Re: [PATCH v2 1/4] siphash: add cryptographically secure hashtable function

From: Jason A. Donenfeld
Date: Wed Dec 14 2016 - 08:10:55 EST


Hi Hannes,

On Wed, Dec 14, 2016 at 12:21 PM, Hannes Frederic Sowa
<hannes@xxxxxxxxxxxxxxxxxxx> wrote:
> Can you show or cite benchmarks in comparison with jhash? Last time I
> looked, especially for short inputs, siphash didn't beat jhash (also on
> all the 32 bit devices etc.).

I assume that jhash is likely faster than siphash, but I wouldn't be
surprised if with optimization we can make siphash at least pretty
close on 64-bit platforms. (I'll do some tests though; maybe I'm wrong
and jhash is already slower.)

With that said, siphash is here to replace uses of jhash where
hashtable poisoning vulnerabilities make it necessary. Where there's
no significant security improvement, if there's no speed improvement
either, then of course nothing's going to change.

I should have mentioned md5_transform in this first message too, as
two other patches in this series actually replace md5_transform usage
with siphash. I think in this case, siphash is a clear performance
winner (and security winner) over md5_transform. So if the push back
against replacing jhash usages is just too high, at the very least it
remains useful already for the md5_transform usage.


> This pretty much depends on the linearity of the hash function? I don't
> think a crypto secure hash function is needed for a hash table. Albeit I
> agree that siphash certainly looks good to be used here.

In order to prevent the aforementioned poisoning attacks, a PRF with
perfect linearity is required, which is what's achieved when it's a
cryptographically secure one.

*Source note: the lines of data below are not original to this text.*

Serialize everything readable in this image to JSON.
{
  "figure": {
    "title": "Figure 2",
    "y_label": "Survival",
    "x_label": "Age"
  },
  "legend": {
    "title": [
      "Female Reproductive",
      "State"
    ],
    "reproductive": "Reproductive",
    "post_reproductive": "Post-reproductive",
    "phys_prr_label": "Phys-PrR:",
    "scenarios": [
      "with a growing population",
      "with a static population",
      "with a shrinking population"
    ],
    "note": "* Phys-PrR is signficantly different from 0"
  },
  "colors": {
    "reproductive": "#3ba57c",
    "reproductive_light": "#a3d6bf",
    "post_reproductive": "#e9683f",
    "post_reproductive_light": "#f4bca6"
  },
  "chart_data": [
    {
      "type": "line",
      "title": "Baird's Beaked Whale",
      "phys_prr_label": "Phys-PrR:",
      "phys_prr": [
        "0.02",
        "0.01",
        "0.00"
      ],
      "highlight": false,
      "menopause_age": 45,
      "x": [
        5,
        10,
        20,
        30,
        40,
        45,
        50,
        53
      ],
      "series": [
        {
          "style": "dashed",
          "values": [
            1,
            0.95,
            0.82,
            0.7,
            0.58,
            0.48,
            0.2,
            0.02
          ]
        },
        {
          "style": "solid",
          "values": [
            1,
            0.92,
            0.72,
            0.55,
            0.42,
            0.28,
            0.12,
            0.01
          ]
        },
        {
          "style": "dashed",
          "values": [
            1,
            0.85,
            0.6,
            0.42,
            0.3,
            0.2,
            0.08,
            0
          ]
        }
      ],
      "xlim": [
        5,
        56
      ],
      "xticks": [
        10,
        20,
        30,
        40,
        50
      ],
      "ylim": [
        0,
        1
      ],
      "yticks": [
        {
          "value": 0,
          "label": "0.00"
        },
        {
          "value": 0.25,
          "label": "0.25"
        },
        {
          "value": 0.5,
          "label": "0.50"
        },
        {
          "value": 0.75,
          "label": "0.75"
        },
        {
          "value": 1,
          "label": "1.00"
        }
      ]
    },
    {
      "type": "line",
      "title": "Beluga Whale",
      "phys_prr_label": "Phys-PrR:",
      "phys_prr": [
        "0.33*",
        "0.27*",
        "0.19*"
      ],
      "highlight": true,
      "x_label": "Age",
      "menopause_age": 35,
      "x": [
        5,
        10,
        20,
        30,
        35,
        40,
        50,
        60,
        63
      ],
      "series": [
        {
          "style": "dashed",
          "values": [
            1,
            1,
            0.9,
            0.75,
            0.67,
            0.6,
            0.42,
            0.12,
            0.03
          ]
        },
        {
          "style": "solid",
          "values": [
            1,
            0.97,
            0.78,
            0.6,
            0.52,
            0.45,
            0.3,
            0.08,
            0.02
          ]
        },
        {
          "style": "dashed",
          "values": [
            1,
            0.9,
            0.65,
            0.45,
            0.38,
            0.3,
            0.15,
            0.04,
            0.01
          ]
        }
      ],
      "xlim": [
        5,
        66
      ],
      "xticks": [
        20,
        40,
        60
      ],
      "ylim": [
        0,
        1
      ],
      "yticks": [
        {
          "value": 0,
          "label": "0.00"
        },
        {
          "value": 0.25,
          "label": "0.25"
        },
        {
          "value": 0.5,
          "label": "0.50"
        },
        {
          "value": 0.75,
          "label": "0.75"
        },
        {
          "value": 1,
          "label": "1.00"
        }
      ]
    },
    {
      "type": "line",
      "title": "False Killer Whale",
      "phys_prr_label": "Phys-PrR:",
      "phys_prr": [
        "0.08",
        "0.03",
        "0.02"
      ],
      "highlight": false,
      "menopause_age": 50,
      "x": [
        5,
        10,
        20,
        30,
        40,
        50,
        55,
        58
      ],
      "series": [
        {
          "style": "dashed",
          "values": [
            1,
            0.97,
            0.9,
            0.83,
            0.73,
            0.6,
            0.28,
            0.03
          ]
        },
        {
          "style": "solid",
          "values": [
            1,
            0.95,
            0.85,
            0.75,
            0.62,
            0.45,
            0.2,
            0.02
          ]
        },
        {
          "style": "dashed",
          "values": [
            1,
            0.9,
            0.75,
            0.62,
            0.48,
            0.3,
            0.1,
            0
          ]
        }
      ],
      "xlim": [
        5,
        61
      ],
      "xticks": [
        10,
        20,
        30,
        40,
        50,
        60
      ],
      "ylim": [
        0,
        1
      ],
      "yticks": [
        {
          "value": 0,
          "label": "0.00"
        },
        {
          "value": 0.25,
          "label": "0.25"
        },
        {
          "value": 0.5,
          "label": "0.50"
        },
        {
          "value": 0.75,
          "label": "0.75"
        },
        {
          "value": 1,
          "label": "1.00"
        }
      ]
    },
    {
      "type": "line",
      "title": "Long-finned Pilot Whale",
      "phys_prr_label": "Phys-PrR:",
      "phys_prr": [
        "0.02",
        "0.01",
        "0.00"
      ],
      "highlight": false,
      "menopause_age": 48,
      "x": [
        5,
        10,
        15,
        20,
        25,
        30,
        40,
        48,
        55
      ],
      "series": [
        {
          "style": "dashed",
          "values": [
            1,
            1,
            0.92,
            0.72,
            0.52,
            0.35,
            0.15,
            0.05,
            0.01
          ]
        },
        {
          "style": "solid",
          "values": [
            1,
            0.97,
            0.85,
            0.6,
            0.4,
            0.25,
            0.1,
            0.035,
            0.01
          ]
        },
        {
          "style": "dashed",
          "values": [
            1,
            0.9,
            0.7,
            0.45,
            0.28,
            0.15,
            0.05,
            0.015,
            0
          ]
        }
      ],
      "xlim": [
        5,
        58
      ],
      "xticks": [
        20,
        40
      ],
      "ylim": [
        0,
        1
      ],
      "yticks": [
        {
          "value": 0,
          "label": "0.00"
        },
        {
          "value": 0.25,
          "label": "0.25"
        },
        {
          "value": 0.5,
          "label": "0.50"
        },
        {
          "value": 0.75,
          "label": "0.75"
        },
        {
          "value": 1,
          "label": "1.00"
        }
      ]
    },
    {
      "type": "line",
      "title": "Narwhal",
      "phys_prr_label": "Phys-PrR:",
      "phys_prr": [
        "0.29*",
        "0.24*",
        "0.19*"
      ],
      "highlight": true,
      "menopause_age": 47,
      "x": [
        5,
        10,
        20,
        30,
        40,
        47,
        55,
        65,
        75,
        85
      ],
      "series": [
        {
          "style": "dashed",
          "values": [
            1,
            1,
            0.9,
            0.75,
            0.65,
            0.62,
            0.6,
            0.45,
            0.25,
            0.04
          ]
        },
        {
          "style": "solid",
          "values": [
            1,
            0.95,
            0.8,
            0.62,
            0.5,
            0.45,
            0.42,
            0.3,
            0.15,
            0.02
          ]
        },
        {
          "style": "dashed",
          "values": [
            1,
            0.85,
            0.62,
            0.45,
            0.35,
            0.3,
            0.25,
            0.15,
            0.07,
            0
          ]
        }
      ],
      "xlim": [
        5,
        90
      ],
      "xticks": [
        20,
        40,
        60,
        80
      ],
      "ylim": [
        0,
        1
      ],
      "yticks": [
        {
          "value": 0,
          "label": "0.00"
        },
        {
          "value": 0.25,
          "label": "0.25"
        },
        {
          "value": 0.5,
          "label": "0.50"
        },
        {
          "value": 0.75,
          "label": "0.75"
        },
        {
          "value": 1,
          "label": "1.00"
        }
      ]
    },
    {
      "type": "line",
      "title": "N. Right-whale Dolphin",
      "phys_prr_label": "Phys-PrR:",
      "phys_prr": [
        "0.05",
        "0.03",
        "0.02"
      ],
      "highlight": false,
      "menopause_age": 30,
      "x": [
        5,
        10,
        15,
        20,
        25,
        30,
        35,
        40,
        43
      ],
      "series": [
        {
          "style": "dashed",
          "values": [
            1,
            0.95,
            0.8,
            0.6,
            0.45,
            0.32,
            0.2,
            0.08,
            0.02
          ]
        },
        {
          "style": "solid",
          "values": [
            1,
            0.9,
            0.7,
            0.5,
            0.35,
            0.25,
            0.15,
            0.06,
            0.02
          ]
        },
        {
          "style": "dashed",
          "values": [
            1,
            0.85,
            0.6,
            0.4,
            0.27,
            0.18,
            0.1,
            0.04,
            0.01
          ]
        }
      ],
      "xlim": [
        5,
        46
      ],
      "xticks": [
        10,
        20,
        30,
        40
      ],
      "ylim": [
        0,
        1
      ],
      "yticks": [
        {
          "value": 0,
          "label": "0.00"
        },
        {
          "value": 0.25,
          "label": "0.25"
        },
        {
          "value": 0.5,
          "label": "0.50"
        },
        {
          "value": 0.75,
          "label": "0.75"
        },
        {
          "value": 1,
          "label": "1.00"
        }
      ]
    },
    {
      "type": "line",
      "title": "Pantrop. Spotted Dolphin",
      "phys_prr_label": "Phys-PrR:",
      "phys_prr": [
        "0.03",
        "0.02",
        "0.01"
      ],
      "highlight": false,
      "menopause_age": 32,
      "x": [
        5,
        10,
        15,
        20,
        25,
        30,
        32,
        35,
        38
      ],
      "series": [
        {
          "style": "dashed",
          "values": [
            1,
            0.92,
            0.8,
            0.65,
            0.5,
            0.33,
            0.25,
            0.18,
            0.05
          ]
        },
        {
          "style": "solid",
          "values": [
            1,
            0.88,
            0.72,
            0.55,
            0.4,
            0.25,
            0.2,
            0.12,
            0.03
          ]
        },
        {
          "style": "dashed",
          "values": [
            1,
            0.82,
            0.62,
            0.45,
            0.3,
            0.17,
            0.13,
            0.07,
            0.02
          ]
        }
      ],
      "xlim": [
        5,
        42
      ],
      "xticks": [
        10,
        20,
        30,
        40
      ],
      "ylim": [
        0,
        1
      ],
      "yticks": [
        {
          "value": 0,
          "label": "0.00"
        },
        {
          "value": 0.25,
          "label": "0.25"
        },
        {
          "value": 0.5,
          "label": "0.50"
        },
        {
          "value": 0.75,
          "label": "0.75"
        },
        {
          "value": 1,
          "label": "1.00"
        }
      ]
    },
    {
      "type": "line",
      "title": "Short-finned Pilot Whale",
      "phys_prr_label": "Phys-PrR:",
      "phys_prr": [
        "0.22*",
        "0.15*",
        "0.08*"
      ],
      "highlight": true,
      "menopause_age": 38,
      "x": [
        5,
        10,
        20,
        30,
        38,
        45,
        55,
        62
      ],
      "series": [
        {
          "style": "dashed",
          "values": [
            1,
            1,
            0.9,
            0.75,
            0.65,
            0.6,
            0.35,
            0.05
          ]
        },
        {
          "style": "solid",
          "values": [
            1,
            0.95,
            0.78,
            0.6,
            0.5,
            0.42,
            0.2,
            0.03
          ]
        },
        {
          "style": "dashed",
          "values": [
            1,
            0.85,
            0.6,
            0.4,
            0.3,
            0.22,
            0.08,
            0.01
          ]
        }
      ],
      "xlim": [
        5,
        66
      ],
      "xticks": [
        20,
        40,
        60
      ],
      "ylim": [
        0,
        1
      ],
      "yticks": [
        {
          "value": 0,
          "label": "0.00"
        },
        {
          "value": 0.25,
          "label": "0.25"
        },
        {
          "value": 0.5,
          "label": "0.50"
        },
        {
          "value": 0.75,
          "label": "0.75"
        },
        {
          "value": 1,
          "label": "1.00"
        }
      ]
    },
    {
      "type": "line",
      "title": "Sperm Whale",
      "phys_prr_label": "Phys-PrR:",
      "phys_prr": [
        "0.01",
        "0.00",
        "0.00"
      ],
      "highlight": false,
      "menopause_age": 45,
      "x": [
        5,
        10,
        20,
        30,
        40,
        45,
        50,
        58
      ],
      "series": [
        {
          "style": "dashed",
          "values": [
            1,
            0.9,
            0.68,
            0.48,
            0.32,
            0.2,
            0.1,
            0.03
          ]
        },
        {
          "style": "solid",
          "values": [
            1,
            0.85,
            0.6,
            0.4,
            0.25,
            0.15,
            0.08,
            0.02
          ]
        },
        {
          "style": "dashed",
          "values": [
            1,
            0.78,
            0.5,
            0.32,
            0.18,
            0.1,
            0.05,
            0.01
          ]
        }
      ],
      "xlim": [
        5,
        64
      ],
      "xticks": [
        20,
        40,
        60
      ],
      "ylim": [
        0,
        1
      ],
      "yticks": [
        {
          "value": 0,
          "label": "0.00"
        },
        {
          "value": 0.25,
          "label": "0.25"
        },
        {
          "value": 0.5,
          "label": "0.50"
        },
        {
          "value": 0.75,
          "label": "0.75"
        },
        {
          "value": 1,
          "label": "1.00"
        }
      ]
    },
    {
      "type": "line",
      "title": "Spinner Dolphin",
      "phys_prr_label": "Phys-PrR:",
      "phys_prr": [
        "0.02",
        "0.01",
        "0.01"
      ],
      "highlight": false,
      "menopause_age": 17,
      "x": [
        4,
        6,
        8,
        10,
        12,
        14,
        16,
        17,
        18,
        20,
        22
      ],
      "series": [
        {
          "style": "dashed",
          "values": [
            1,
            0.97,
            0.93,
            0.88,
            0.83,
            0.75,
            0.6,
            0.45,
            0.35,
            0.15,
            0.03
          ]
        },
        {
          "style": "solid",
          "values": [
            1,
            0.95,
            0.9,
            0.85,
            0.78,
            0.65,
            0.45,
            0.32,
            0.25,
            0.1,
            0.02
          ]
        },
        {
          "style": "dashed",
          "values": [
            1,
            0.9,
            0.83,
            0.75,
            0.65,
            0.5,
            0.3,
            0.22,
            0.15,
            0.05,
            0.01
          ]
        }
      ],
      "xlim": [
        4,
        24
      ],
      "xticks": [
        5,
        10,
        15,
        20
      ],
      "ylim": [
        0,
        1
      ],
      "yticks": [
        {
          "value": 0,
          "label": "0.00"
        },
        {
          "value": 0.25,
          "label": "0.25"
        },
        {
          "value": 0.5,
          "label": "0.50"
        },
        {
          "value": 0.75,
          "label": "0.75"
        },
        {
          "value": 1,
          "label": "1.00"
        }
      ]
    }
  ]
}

Check out section 7 of
https://131002.net/siphash/siphash.pdf .

> I am pretty sure that SipHash still needs a random key per hash table
> also. So far it was only the choice of hash function you are questioning.

Siphash needs a random secret key, yes. The point is that the hash
function remains secure so long as the secret key is kept secret.
Other functions can't make the same guarantee, and so nervous periodic
key rotation is necessary, but in most cases nothing is done, and so
things just leak over time.


> Hmm, I tried to follow up with all the HashDoS work and so far didn't
> see any HashDoS attacks against the Jenkins/SpookyHash family.
>
> If this is an issue we might need to also put those changes into stable.

jhash just isn't secure; it's not a cryptographically secure PRF. If
there hasn't already been an academic paper put out there about it
this year, let's make this thread 1000 messages long to garner
attention, and next year perhaps we'll see one. No doubt that
motivated government organizations, defense contractors, criminals,
and other netizens have already done research in private. Replacing
insecure functions with secure functions is usually a good thing.